Let's say you want to implement an idea ... maybe you want to do something interesting with your new merchandise assortment, fusing it with email and your best customers.

Certain employees present problems for you.


Your CEO is "The Lizard". He only wants to sell and only wants to maximize sales. He won't let you take a step backwards and generate less revenue by featuring new merchandise.

Your Chief Merchant is "The Know-It-All" ... she "knows" that new merchandise and best customers are a bad mix and she wants new merchandise featured on the home page where EVERYBODY gets to see it.

Your Chief Marketing Officer is "The Climber" ... he's on a fast track to working for a major brand and he doesn't have time for anything as boring as email marketing.

You pull out your Crayons and you color in the area where you might have room to wiggle.


That's you ... you are in the white area ... that's what happens after you triangulate between the forces working against you in your company.

Fight back. You can fight back and stay within that tiny white area in the diagram and you can learn enough to make a difference.
  1. If email is boring to your Chief Marketing Officer, make sure you have budget to do something, and then do it ... do something ... because your CMO just doesn't care. Do what your CMO asks you to do, but you have latitude to do something.
  2. If your Chief Merchant thinks new merchandise and best customers are a bad mix, personalize your email targeting strategy to new merchandise and new customers, and provide that you can help out there.
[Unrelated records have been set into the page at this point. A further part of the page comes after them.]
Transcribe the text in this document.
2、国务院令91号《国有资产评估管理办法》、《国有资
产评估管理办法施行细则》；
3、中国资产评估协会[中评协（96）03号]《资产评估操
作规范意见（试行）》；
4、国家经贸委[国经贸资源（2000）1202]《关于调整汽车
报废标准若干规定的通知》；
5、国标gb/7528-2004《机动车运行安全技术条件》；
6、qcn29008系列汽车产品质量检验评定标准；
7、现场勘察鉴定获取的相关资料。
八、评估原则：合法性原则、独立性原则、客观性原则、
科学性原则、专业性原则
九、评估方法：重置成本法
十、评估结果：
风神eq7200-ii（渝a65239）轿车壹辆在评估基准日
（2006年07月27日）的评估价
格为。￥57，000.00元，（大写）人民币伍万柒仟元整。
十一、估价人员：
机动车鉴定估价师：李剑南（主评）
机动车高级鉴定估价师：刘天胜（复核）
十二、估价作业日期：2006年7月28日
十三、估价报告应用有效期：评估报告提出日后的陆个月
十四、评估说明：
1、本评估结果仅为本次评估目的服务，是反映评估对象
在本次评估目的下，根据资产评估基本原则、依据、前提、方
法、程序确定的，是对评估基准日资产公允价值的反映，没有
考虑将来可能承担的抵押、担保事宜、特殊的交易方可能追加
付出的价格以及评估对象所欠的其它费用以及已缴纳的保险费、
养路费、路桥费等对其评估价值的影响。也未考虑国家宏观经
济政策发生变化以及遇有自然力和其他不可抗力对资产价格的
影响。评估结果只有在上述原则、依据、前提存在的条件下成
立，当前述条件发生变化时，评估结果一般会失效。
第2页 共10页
You get to test your strategy while avoiding an angry Chief Merchant.
  3. if your CEO thinks it is bad form to feature new merchandise in emails because you lose sales, sample a small audience for your prototype. Nobody, and I repeat NOBODY is ever going to notice if you sample 10% of your email list and test your ideas among that audience. NOBODY WILL EVER NOTICE THE DIFFERENCE. Nobody.
Now go test your ideas, learn, and triangulate your way toward an answer. Build a case. And instead of asking permission to do exactly what you want to all customers, you bring FACTS regarding how customers CONVERTED when you executed your own ideas.

Those are the kind of things that a Virtual Chief Performance Officer (hint - you) does to move a business forward in a red-tape-fueled environment.